With the opening of the last Holy Door, that of the Papal Basilica of St. Paul Outside the Walls by Cardinal Archpriest James Michael Harvey on Sunday, January 5, it can be said that the Holy Year 2025 has definitively begun worldwide.
– Supernatural first Holy Door The first door to be opened, as will be recalled, was that of St. Peter's Basilica on the night of December 24 by Pope Francis. Two days later, on the feast of St. Stephen, the Pontiff also wanted to exceptionally open a Holy Door in the Rebibbia prison in Rome, as a gesture of closeness to all those serving prison sentences.
On December 29, coinciding with the opening of the Holy Door of the Papal Basilica of St. John Lateran by the Cardinal Vicar for the Diocese of Rome, Baldassarre Reina, it was the turn of the bishops of the various dioceses and ecclesiastical circumscriptions to begin the Jubilee Year in their respective Cathedrals and Co-Cathedrals. On January 1, the Solemnity of the Blessed Virgin Mary, Mother of God, the Holy Door of the Basilica of St. Mary Major, where the icon of the "Salus Populi Romani", so dear to the reigning Pontiff, is venerated, was opened by Cardinal Archpriest coadjutor Rolandas Makrickas.
Third Jubilee of the new millennium
With this year's Jubilee, we find ourselves in the third Jubilee to be celebrated in the new millennium, after the Great Jubilee of the year 2000 willed by St. John Paul II, and the Extraordinary Holy Year dedicated to Mercy proclaimed by Pope Francis on March 13, 2015. As the Holy Father himself reminded us in the Call notice of the current Jubilee, "Spes non confundit", we find ourselves before "events of grace" that are essentially born to offer "the living experience of God's love". Moreover, this year's Jubilee is already looking ahead to the next "fundamental anniversary for all Christians," 2033, when the two thousandth anniversary of the Redemption accomplished by Jesus through his passion, death and resurrection will be celebrated.
Looking back at these recent "great stages" in the People of God's journey of faith, we will review the central messages that the last two Popes who proclaimed a Holy Year - Poland's Wojtyla and Argentina's Bergoglio - addressed to the Church on the occasion of the opening of the Holy Doors, drawing inspiration from the homilies of the Masses that began each Jubilee.
Mystery and unique event
We recall the Great Event of the year 2000, when the world, and with it the Church, crossed the threshold of the Third Millennium. John Paul II opened the Holy Door on Christmas Eve, December 24, 1999, and in his homily emphasized how the birth of the only-begotten Son of God, Jesus Christ, a unique and unrepeatable mystery and event, had changed "in an ineffable way the course of human events".
This was, for the Polish Pope, the truth that had to be transmitted to the third millennium, together with the awareness "that God became Man", "to make man a sharer in his divine nature".
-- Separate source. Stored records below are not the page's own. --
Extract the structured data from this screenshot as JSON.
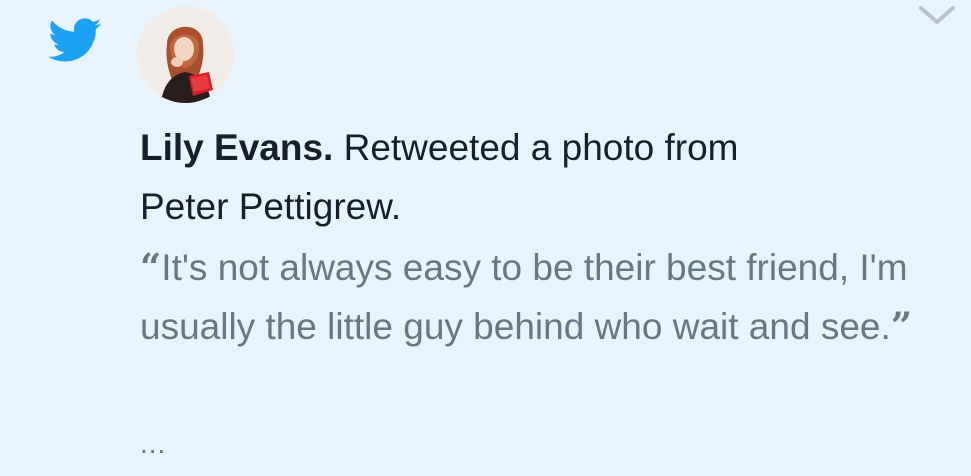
{
  "notification": {
    "author": "Lily Evans.",
    "action_text": "Retweeted a photo from",
    "source_user": "Peter Pettigrew.",
    "quote_open": "“",
    "quote_text": "It's not always easy to be their best friend, I'm usually the little guy behind who wait and see.",
    "quote_close": "”",
    "ellipsis": "..."
  },
  "icons": {
    "app_logo": "twitter-bird-icon",
    "menu": "chevron-down-icon"
  },
  "colors": {
    "background": "#e8f4fd",
    "brand_blue": "#1da1f2",
    "primary_text": "#15202b",
    "secondary_text": "#647887",
    "chevron": "#b8c2cc"
  }
}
On that same night, some key words resounded that even today, twenty-five years later, are all too familiar and contemporary: "You are our hope", "that no one may be excluded from his [the Father's] embrace of mercy and peace".
For this reason, "at the feet of the Incarnate Word we place our joys and apprehensions, tears and hopes", in the certainty that "only in Christ, the new man, does the mystery of the human being find true light".
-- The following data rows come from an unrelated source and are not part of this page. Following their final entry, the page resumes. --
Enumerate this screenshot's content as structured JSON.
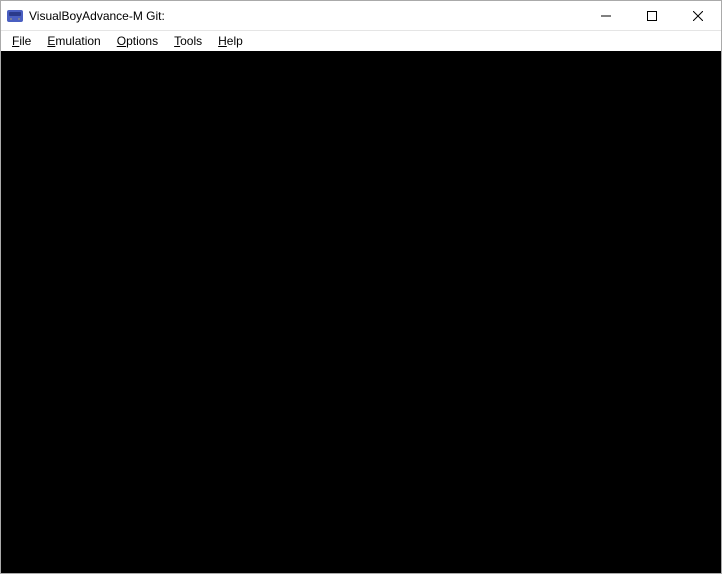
{
  "window": {
    "title": "VisualBoyAdvance-M Git:"
  },
  "menu": {
    "file": "File",
    "emulation": "Emulation",
    "options": "Options",
    "tools": "Tools",
    "help": "Help"
  }
}
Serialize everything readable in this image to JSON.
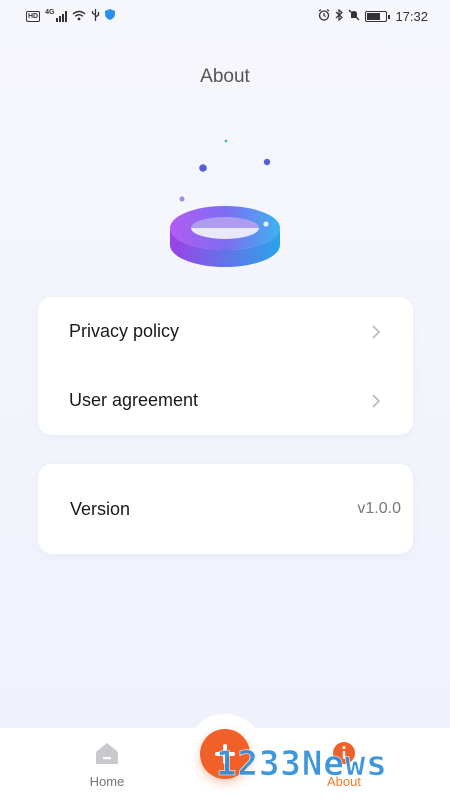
{
  "status_bar": {
    "hd": "HD",
    "network": "4G",
    "time": "17:32",
    "icons": [
      "wifi-icon",
      "usb-icon",
      "shield-icon",
      "alarm-icon",
      "bluetooth-icon",
      "mute-icon",
      "battery-icon"
    ]
  },
  "header": {
    "title": "About"
  },
  "links": [
    {
      "label": "Privacy policy"
    },
    {
      "label": "User agreement"
    }
  ],
  "version": {
    "label": "Version",
    "value": "v1.0.0"
  },
  "bottom_nav": {
    "home_label": "Home",
    "about_label": "About",
    "active": "About",
    "accent": "#f07a2a"
  },
  "watermark": {
    "text": "1233News"
  }
}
Artisans of forgiveness, experts in mercy
For the 2015 Jubilee Pope Francis made a first exception, opening the Holy Door in the Cathedral of Bangui, geographical and existential periphery of the Central African Republic, on November 29, at the end of his Apostolic Journey that had also taken him to Kenya and Uganda.
Before making the singular gesture in anticipation of the Holy Year of Mercy - initially set for the Solemnity of the Immaculate Conception on December 8 - the Holy Father compared that place to a "spiritual capital of prayer for the Father's mercy", and called for gestures of reconciliation, forgiveness, love and peace, also for all those countries "suffering from war".
Then, in his homily, he referred to the construction of a "Church-Family of God, open to all, which cares for those most in need. In a spirit of communion, thanks to which all become "artisans of forgiveness, specialists in reconciliation, experts in mercy".
Finally, he appealed "to all those who unjustly use the weapons of this world": "lay down those instruments of death; arm yourselves instead with justice, love and mercy, authentic guarantees of peace".
Hope, gift and promise of welcome
A few days ago, the new Jubilee began with the opening of the first Holy Door at St. Peter's. In his homily, Pope Francis emphasized - as his predecessor Wojtyla had done twenty-five years earlier - the good news of a God who "has become one of us to make us like him," shining through the darkness of the world.
All this proves that "hope is not dead, hope is alive and envelops our lives forever! Hope does not disappoint. A gift and a promise to be welcomed and anticipated, setting out "with the wonder of the shepherds of Bethlehem", without delay, mediocrity, laziness or false prudence.
A great responsibility, in short, "to rediscover lost hope, to renew it in us, to sow it in the desolations of our time and our world".